I did something similar about a decade ago. the main active costs for logging (assuming writing into a fixed sized lockless ring buffer) is for doing the string formatting and timestamp fetching. I actually did my own ts interpolation with rdtsc and periodic fetches to get this to minimal. for string formatting you could completely avoid by preregistering messages and store away arguments.

I have also seen people make the logger into dso so they can dump strings from main app binary and record addresses to avoid the hassel of preregistering. but with preregistering I was able to get the perf all the way down to ~40ns per message w/o the separate log dumper thread. at that point you actually start running into disk IO limitations.

one additional thing I did was to create the ring buffer in a shared memory segment and log to that from all services in the system. so this way you dont even have to think about crashing services. anyway the point is this hardly seems groundbreaking. what I'd like to see is this evolve into a fast syslog type service when one just freely logs trace messages throughout w/o worry about the cost and we can use them for postmortem analysis or filter at dump.

szundi · on Aug 23, 2024

Only thing that makes sense is that the thread sending the logs is blocket for 7ns - otherwise too much context dependent extra comes in to make a claim like this

renewiltord · on Aug 23, 2024

Yeah.

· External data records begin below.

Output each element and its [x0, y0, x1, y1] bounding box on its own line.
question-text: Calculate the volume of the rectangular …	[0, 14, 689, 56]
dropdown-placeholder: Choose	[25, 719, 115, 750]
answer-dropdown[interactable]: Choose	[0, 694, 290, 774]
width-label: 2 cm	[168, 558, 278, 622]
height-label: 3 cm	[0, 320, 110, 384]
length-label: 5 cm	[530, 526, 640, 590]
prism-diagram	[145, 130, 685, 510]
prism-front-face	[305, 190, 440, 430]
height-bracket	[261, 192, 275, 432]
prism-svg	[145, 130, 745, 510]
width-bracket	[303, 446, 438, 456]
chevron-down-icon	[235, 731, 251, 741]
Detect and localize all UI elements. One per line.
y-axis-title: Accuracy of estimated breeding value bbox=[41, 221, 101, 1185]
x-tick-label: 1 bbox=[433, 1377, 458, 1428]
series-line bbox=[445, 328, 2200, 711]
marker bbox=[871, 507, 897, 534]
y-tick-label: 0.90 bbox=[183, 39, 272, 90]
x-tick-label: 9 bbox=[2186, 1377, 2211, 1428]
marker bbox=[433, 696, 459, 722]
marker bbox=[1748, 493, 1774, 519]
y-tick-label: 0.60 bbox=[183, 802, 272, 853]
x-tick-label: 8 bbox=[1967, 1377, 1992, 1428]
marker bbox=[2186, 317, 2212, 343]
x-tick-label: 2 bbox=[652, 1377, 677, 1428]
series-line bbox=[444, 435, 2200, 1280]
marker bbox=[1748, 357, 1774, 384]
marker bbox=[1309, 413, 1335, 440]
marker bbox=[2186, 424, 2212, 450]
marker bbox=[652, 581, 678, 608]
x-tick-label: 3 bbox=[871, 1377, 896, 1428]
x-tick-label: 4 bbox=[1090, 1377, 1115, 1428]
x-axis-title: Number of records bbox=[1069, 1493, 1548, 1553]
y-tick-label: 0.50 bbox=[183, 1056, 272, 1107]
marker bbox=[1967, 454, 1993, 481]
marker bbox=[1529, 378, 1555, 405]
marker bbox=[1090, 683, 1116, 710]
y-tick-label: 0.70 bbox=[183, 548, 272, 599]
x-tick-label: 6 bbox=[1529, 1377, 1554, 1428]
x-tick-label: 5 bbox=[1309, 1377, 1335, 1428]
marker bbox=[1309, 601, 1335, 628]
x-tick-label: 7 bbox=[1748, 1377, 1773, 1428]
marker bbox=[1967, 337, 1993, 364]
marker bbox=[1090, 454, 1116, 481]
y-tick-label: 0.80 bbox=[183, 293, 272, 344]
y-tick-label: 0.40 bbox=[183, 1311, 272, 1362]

But that’s okay. For the applications that care about this, it’s just a question of how long the application thread is blocked. The logging thread can spin on its core and take as long as it wants so long as it can burn down the buffer faster than the application thread can add to it.

I thought log4j2 used a disruptor in between app thread and logging thread but maybe I’m wrong.

hinkley · on Aug 23, 2024

One of the reasons I think logging as a production tool has risen in status in the last fifteen years is that in the 90’s you had languages where it was decided that if your app crashes we want to know what the last operation that was in flight when it crashed.

As we now know the syscalls to force flush to disk often didn’t, so if you were trying to figure out what happened right before a kernel panic, good fucking luck. But if it was a purely userspace problem, you might be okay.

These days we care more about throughput. I’d personally rather see us commit to stats for use cases that require that sort of logging traffic, but I think that’s one of those conversations that’s nearing the top of the heap. Maybe we’ll have that argument as soon as we stop flooding the literature with talk of AI.

So 7ns tells me something about throughput but I think i’d rather just know the messages per second per CPU. And perhaps more importantly, with a CPU that’s 80% saturated doing non-logging tasks. Because I need to make forward progress between the log messages.